The original article title — which survives on the pages of various publications that recycle the Associated Press' content and has lookalikes in the pages of the Washington Post and other liberal publications — read, "JD Vance says school shootings are a 'fact of life,' calls for better security."
Noticeably absent from the title was the indication he "lament[ed]" the reality of school shootings; specifically that he said, "I don't like that this is a fact of life."
The post on X, like the original article, said, "JD Vance says school shootings are 'fact of life,' calls for better security."
Critics cognizant of the difference between the Associated Press' framing and the actual content of Vance's remarks lashed out. Soon, a community note was appended to the post, prompting the liberal publication to change the article's title and delete its tweet.
The Trump War Room on X wrote, "More bulls*** from the Fake News AP."

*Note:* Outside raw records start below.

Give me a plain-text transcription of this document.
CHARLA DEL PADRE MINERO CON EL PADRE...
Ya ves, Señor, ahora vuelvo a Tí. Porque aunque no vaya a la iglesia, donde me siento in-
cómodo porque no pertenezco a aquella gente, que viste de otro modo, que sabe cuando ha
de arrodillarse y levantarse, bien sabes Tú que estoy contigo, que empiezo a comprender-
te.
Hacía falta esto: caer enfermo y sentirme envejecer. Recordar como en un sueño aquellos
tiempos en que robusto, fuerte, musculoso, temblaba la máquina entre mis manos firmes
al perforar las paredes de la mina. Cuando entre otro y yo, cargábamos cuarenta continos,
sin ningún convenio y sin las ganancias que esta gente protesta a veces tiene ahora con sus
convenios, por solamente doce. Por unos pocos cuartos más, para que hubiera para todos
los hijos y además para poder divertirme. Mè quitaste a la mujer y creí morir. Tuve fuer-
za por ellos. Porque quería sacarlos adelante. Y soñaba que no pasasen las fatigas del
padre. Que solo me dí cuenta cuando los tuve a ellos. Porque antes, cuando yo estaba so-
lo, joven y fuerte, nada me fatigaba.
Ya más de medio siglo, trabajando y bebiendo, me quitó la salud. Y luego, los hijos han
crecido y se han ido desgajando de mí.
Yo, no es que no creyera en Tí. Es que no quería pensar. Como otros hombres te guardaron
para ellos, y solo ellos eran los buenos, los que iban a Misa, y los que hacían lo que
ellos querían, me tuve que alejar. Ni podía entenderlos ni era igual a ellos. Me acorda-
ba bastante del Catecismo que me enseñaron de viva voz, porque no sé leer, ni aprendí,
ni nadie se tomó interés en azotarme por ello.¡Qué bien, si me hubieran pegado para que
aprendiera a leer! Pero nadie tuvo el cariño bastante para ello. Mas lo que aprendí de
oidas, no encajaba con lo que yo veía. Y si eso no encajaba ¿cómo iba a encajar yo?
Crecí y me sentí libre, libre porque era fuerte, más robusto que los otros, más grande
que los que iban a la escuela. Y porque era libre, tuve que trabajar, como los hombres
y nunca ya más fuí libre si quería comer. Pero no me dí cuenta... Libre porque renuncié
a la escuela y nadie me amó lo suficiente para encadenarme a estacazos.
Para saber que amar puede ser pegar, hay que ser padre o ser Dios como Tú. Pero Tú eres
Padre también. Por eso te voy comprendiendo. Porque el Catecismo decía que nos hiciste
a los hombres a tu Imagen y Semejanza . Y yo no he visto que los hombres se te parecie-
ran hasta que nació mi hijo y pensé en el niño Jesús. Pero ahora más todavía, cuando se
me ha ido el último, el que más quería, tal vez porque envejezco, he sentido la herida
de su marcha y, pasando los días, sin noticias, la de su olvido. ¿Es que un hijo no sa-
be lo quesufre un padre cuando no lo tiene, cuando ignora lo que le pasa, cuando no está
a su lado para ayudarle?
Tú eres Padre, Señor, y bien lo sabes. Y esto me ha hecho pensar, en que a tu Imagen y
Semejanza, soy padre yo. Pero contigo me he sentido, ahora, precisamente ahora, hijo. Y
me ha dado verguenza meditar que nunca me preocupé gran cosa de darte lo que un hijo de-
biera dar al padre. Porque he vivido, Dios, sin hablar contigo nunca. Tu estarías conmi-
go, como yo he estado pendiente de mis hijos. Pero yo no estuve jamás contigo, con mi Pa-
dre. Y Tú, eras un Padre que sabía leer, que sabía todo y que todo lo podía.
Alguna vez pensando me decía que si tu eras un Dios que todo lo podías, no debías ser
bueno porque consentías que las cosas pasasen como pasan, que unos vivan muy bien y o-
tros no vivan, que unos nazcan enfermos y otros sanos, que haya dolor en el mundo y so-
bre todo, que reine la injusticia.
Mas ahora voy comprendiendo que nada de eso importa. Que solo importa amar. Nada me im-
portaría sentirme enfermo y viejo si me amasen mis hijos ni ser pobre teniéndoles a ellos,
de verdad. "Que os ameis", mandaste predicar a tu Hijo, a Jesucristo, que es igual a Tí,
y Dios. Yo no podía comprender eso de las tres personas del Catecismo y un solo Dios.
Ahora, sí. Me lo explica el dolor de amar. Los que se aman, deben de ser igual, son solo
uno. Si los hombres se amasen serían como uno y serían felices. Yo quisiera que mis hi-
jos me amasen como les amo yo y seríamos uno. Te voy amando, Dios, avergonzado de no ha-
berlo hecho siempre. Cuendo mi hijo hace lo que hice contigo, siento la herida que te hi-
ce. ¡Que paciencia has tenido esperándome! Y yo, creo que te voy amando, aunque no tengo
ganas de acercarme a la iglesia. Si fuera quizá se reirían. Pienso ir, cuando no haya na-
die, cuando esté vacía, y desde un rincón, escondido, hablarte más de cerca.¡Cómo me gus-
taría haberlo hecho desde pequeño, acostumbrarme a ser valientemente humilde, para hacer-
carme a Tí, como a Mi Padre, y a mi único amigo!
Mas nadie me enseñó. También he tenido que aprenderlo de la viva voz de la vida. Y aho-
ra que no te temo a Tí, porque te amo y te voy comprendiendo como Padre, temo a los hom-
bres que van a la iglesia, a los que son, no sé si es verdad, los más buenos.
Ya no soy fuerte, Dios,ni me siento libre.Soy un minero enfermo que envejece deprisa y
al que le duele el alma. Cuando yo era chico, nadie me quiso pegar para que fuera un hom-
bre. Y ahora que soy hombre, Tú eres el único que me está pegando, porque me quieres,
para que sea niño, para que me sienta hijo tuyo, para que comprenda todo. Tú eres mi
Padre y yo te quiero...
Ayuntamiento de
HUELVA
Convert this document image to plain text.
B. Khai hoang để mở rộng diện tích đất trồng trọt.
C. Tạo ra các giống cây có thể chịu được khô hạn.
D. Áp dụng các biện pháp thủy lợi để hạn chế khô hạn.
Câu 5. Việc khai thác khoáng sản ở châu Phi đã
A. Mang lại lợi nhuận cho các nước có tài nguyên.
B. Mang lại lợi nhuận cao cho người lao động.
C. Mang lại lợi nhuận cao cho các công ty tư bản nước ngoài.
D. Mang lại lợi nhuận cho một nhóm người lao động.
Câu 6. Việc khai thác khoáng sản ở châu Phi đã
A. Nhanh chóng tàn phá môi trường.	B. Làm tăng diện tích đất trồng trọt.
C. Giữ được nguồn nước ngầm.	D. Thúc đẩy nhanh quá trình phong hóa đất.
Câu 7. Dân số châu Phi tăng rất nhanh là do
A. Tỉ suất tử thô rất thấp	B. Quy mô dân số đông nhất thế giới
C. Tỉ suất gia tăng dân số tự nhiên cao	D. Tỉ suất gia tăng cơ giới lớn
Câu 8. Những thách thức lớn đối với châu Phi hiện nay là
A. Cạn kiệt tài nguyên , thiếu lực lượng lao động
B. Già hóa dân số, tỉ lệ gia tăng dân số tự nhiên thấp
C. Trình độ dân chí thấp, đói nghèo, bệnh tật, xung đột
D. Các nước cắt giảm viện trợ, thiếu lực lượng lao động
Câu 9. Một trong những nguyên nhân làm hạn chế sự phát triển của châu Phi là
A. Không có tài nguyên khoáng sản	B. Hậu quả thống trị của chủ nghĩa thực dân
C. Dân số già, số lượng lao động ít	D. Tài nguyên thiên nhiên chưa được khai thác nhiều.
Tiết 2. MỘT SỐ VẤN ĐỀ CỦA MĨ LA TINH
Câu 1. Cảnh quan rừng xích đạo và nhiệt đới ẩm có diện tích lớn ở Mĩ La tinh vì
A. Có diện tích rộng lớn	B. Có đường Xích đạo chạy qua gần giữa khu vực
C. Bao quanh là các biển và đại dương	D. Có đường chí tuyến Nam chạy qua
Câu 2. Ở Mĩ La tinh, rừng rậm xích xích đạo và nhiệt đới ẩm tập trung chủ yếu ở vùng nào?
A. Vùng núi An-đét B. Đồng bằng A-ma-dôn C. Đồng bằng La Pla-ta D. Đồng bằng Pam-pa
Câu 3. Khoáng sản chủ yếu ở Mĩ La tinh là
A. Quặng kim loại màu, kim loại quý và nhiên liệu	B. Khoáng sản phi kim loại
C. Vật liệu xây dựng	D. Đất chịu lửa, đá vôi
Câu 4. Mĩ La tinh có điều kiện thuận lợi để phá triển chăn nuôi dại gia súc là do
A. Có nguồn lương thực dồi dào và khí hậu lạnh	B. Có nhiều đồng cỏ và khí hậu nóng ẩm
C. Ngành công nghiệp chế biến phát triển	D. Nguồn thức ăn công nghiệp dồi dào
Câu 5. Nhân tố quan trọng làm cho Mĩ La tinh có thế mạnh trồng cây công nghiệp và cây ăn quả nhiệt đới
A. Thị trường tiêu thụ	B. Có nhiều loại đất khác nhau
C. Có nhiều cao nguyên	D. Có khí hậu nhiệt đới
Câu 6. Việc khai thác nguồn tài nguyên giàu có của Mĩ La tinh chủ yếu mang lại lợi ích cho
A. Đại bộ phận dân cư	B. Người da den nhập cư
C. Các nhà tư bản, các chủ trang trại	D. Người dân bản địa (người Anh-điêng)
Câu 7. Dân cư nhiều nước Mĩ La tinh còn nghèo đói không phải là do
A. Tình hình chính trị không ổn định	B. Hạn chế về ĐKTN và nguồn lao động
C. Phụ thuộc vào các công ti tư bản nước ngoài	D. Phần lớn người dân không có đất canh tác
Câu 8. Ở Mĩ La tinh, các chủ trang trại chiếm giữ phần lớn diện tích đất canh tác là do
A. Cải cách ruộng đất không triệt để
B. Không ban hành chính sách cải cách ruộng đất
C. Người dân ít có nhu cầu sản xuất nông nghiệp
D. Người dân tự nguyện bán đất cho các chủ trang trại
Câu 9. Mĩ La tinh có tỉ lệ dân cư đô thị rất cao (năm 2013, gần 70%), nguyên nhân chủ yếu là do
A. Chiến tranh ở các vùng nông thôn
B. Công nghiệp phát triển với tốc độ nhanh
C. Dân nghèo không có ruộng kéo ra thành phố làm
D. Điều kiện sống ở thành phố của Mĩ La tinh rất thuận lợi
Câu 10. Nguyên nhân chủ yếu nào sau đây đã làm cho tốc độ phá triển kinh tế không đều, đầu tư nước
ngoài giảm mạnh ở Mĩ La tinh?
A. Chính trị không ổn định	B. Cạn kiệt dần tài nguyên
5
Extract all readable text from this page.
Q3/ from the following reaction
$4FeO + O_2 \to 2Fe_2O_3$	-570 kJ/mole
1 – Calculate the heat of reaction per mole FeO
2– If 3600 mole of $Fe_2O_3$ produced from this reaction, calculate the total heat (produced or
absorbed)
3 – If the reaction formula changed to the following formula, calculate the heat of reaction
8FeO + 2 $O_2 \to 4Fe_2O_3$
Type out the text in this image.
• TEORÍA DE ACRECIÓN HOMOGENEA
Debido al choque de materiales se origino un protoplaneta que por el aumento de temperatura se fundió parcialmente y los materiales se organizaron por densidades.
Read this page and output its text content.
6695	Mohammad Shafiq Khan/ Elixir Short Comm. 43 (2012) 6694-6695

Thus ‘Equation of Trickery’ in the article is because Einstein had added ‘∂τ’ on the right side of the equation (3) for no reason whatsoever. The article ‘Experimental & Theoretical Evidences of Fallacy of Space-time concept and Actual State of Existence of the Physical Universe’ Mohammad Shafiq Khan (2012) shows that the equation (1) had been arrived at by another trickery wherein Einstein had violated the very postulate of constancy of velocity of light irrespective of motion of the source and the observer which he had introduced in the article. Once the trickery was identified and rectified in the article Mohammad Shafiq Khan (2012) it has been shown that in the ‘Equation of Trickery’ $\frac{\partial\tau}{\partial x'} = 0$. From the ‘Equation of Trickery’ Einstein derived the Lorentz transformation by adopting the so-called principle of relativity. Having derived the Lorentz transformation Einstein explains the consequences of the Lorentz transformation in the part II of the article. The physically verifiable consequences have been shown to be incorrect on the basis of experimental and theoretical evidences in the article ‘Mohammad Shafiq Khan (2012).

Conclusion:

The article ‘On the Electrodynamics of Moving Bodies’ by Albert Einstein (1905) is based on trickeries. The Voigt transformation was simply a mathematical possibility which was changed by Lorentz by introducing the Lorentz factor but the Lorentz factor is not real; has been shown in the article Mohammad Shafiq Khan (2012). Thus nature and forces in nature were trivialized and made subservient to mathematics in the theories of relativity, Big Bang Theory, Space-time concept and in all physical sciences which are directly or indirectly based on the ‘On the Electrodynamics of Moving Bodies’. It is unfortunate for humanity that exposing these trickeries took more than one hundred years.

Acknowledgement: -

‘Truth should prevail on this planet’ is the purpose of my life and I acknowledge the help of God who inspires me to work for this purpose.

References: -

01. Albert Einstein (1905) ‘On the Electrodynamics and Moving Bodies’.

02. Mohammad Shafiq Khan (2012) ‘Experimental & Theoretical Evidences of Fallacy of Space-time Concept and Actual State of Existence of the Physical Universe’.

Vance spokesman William Martin told Fox News Digital, "This is yet another case of the fake news media brazenly lying about a Republican politician. Senator Vance said exactly the opposite of what the Associated Press claimed."
"It should come as no surprise that the AP lost any and all credibility it had years ago, because they will lie about literally anything in order prop up the Democrats," continued Martin. "Meanwhile, Kamala Harris has called for all police officers to be removed from schools, putting children all over America at risk. It's yet another example of how Kamala Harris's weak, failed, and dangerously liberal agenda makes her unfit for office."
The new title for the article is "JD Vance says he laments that school shootings are a 'fact of life' and calls for better security."
The new tweet reads, "JD Vance says he laments that school shootings are a 'fact of life' and says the U.S. needs to harden security to prevent more carnage like the shooting this week that left four dead in Georgia."
The AP said in a subsequent message, "This post replaces an earlier post that was deleted to add context to the partial quote from Vance."
Harris propaganda
The Harris campaign ran with the Associated Press' framing, hyperlinking it to an internal communications plan then tweeting, "JD Vance responds to the deadly shooting in Georgia by saying school shootings are just 'a fact of life' and attacking common sense gun safety reform."
'Instead of addressing her own failures, she lies about what I said.'
In an official statement, the Harris campaign wrote, "Yesterday, Vice President Harris said 'it doesn't have to be this way' in response to another senseless school shooting. Donald Trump and JD Vance think school shootings are a 'fact of life' and 'we have to get over it.'"
— (@)
The Trump campaign responded, "Kamala's interns just released a statement pushing FAKE NEWS that the Associated Press just retracted. Watch the full video and you'll clearly see that JD Vance does not say what they claim he said. These morons do nothing but lie every single day."
Harris' campaign was not alone in peddling the falsehood, however; its leader had similarly gone in on the action, tweeting, "School shootings are not just a fact of life. It doesn't have to be this way."
Vance responded directly, writing, "Kamala wants to take security out of our schools instead of protecting our children. Instead of addressing her own failures, she lies about what I said. More desperation from the biggest fraud in American politics."
Late last month, the Associated Press supported another false Democratic narrative.
Blaze News previously reported that the liberal publication parroted the false Democratic claim that Project 2025 is the "Republican blueprint for a second Trump term in the White House."
Project 2025 responded on X, "Is this the AP or the DNC account? Project 2025 does not represent any candidate or campaign."
Only after the damage was done did the AP correct its error and delete its post, noting it had "misidentified the blueprint as Republican."